The Customer Is Always Right

Some of in the GEO Is Real campe tend to regard themselves as evolving with the times but they also acknowledge they’re just offering what the clients are demanding. SEO practioners are in a hard spot, what are you going to do? Plant your flag on traditional SEO and turn your back on what potential clients are begging for?

Googlers Insist It’s Still SEO

There are Googlers such as Robby Stein (VP of Product), Danny Sullivan, and John Mueller who say that SEO is 100% still relevant because under the hood AI is just firing off Google searches for top ranked sites to backfill into synthesized answers and links (Read: Google Downplays GEO – But Let’s Talk About Garbage AI SERPs). OpenAI was recently hiring a content strategist that is able to lean into to SEO (not GEO), which some say demonstrates that even OpenAI is focused on traditional SEO.
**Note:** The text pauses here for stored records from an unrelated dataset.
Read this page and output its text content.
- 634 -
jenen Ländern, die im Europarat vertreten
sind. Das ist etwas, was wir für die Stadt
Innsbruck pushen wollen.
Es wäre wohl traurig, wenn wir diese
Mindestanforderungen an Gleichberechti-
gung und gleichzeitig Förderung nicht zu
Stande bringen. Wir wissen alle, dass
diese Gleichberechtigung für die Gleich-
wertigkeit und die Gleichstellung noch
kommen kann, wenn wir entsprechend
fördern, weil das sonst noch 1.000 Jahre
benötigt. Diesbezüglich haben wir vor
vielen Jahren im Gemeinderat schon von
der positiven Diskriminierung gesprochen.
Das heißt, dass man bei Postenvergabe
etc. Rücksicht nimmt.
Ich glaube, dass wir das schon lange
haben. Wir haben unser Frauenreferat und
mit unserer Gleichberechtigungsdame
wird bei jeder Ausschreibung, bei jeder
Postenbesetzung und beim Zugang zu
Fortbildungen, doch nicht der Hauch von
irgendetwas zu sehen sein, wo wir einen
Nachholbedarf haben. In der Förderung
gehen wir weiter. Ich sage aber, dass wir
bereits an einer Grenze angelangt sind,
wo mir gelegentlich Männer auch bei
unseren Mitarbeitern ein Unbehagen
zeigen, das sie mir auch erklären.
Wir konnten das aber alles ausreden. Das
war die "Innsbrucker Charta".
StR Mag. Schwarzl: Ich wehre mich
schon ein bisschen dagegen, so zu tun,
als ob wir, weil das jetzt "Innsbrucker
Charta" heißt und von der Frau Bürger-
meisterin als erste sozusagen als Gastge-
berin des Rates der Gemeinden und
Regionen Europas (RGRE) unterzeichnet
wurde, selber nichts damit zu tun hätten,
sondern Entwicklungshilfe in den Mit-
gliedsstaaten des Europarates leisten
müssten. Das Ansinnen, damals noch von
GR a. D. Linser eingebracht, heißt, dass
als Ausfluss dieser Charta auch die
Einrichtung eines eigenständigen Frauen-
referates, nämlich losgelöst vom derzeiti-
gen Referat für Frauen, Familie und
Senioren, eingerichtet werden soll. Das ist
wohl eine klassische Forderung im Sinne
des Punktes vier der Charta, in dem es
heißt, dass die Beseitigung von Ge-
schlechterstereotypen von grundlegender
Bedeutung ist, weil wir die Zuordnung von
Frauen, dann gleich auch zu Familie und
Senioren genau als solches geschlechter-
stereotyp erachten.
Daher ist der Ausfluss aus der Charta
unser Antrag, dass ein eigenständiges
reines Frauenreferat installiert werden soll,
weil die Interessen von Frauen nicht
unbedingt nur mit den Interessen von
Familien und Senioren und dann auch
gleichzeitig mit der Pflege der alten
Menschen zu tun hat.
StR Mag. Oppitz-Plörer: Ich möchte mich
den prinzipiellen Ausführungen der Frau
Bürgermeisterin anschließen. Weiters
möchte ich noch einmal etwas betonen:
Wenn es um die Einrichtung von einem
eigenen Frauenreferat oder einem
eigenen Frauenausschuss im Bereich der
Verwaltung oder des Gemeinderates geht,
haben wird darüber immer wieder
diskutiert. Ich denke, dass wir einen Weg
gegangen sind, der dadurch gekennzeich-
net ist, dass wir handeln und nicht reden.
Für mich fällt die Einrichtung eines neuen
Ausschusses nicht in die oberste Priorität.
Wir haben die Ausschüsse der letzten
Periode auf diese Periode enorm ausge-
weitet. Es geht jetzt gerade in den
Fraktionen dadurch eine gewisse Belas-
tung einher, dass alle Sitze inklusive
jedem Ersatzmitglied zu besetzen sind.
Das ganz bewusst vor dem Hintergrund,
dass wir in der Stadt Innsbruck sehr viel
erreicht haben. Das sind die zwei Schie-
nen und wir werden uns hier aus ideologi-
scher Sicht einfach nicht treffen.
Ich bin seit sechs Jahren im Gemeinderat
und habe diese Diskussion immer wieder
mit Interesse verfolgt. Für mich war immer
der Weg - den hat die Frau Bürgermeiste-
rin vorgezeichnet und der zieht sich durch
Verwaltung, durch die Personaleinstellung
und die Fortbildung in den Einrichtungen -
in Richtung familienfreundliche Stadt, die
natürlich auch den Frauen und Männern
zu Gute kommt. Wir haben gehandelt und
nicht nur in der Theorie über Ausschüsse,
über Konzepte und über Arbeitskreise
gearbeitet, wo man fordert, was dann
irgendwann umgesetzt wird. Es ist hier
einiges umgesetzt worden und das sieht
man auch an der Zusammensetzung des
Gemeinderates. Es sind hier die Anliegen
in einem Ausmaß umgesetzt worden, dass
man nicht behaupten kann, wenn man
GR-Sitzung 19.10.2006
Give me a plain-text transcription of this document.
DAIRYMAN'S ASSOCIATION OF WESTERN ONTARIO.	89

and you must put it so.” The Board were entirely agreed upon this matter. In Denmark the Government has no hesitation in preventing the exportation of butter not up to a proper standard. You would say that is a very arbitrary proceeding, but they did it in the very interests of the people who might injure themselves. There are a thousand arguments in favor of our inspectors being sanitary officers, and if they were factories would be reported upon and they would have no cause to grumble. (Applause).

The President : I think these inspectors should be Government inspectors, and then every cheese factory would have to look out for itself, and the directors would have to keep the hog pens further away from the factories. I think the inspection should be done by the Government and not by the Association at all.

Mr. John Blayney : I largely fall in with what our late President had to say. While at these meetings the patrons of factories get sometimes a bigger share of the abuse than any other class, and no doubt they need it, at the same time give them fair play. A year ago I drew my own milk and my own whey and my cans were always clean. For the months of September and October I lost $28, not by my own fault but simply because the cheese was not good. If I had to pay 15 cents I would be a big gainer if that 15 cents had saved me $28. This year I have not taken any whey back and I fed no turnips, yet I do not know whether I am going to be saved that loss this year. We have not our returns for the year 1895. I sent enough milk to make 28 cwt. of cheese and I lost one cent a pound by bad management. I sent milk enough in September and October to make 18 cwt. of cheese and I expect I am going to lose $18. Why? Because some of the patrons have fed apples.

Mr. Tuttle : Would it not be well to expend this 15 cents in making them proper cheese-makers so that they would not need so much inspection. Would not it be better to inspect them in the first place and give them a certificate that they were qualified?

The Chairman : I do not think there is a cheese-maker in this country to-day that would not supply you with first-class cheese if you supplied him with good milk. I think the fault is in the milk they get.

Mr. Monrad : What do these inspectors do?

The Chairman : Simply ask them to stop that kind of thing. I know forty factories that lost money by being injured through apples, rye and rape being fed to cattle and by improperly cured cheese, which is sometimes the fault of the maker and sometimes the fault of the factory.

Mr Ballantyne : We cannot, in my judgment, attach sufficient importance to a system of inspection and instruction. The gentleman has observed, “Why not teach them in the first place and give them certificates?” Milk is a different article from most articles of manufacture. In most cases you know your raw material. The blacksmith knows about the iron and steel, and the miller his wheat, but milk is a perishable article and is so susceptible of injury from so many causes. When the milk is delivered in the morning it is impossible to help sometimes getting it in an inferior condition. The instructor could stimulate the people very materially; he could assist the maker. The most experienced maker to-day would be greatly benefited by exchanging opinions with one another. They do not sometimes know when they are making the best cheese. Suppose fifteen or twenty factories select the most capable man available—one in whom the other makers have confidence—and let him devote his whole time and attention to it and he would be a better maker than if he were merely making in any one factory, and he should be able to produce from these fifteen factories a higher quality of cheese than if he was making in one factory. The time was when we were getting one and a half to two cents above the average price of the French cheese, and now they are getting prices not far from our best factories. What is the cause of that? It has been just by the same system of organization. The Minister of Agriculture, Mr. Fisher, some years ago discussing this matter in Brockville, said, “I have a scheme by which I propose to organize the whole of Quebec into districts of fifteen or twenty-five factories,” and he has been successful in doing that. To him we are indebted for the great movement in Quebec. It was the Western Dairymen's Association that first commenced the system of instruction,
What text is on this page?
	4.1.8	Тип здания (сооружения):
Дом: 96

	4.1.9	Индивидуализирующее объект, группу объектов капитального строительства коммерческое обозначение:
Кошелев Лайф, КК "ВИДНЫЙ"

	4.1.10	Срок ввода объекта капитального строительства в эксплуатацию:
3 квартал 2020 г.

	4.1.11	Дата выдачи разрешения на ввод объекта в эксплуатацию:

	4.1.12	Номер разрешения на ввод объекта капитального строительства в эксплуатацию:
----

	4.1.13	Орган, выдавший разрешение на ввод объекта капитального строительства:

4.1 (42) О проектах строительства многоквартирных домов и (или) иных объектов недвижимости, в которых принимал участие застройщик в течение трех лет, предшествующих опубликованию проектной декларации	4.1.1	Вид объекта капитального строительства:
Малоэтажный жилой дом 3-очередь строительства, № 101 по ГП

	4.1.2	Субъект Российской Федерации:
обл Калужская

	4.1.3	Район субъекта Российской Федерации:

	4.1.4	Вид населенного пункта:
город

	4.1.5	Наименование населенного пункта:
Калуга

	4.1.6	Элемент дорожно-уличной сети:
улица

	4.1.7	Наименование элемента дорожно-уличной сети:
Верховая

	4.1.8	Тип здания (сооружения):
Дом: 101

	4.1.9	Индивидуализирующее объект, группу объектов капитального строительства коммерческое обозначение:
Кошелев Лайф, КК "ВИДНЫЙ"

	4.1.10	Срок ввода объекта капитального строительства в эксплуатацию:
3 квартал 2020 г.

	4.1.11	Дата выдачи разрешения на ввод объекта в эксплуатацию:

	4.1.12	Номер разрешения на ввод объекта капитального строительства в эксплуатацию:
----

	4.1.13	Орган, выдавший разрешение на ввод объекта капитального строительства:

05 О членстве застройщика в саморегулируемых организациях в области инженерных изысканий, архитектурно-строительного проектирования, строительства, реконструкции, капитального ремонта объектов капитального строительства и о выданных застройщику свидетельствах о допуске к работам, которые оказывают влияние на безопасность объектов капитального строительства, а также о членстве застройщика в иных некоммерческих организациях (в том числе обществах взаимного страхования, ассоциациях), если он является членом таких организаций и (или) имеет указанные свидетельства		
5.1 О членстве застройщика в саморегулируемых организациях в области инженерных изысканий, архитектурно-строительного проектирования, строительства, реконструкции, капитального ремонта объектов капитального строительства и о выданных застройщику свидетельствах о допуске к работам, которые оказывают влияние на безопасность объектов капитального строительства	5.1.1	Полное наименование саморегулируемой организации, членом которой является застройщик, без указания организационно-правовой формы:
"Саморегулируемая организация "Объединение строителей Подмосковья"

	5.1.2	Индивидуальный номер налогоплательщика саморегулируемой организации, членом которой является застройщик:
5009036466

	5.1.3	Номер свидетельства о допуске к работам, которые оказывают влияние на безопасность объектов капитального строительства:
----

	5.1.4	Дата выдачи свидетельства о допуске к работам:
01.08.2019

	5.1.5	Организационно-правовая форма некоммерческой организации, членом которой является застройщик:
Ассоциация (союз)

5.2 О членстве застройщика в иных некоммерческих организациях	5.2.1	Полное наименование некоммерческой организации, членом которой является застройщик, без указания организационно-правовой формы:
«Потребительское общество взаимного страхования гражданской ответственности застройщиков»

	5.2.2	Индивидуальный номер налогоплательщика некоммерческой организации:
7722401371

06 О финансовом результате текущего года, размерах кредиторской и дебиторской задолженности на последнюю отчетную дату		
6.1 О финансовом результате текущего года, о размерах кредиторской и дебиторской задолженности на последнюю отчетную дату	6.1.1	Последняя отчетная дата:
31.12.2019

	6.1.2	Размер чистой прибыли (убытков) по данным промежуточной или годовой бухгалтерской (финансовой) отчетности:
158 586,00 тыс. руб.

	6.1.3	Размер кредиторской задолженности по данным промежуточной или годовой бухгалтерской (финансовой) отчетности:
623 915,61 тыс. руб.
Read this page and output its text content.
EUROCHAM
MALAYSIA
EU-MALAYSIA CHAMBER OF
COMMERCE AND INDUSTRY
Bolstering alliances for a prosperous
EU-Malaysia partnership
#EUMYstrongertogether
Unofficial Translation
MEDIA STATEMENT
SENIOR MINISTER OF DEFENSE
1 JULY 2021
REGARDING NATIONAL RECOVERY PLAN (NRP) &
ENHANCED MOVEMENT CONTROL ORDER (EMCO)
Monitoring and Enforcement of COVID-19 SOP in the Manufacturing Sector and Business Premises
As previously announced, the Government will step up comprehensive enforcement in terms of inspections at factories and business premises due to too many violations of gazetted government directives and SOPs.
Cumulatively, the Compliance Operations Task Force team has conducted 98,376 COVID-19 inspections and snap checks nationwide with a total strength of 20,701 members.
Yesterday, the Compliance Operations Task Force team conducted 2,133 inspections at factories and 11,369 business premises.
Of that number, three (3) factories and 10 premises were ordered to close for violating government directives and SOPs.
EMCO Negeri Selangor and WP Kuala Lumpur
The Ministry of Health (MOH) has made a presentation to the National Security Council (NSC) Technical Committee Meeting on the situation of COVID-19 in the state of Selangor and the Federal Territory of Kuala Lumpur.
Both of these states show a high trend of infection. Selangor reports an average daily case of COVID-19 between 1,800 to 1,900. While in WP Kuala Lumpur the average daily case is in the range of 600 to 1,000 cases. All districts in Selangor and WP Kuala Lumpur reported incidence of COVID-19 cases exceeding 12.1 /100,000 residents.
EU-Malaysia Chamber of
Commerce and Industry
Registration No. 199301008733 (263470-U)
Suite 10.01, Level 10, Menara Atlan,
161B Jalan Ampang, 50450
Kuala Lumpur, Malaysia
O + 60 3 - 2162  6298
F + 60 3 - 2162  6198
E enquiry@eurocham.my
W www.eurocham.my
Optimization Is No Longer Just Google

Manick Bhan (LinkedIn profile), founder of the Search Atlas SEO suite, offered an interesting take on why we may be transitioning to a divided SEO and GEO path.

Manick shared:

“SEO has always meant ‘search engine optimization,’ but in practice it has historically meant ‘Google optimization.’ Google defined the interface, the ranking paradigm, the incentives, and the entire mental model the industry used.

The challenge with calling GEO a ‘sub-discipline’ of SEO is that the LLM ecosystem is not one ecosystem, and Google’s AI Mode is becoming a generative surface itself.”

Manick asserts that there is no one “GEO” because each of the AI search and answer engines use different methodologies. He observed that the underlying tactics remain the same but the “the interface, the retrieval model, and the answer surface” are all radically changed from anything that’s come before.

Manick believes that GEO is not SEO, offering the following insights:

“My position is clear: GEO is not just SEO with a fresh coat of paint, and reducing it to that misses the fundamental shift in how modern answer engines actually retrieve, rank, and assemble information.

Yes, the tactics still live in the same universe of on-page and off-page signals. Those fundamentals haven’t changed. But the machines we’re optimizing for have.

Today’s answer engines:

  • Retrieve differently,
  • Fuse and weight sources differently,
  • Handle recency differently,
  • Assign trust and authority differently,
  • Fan out queries differently,
  • And incorporate user behavior into their RAG corpora differently.

Even seemingly small mechanics — like logit calibration and temperature — produce practically different retrieval outputs, which is why identical prompts across engines show measurable semantic drift and citation divergence.

This is why we’re seeing quantifiable, repeatable differences in:

  • Retrieved sources,
  • Answer structures,
  • Citation patterns,
  • Semantic frames,
  • And ranking behavior across LLMs, AI Mode surfaces, and classical Google results.

In this landscape, humility and experimentation matter more than dogma. Treating all of this as ‘just SEO’ ignores how different these systems already are, and how quickly they’re evolving.”

It’s Clear We Are In Transition

Maybe one of the reasons for the anti-GEO backlash is that there is a loud contingent of agencies and individuals who have very little experience with SEO, some who are fresh out of college with zero experience. And it’s not their lack of experience that gets some SEOs in ranting mode. It’s the things they purport are GEO/AEO that are clearly just SEO.

Yet, as Manick of Search Atlas pointed out, AI search and chat surfaces are wildly different from classic search and it’s kind of closing ones eyes to the obvious to deny that things are different and in transition.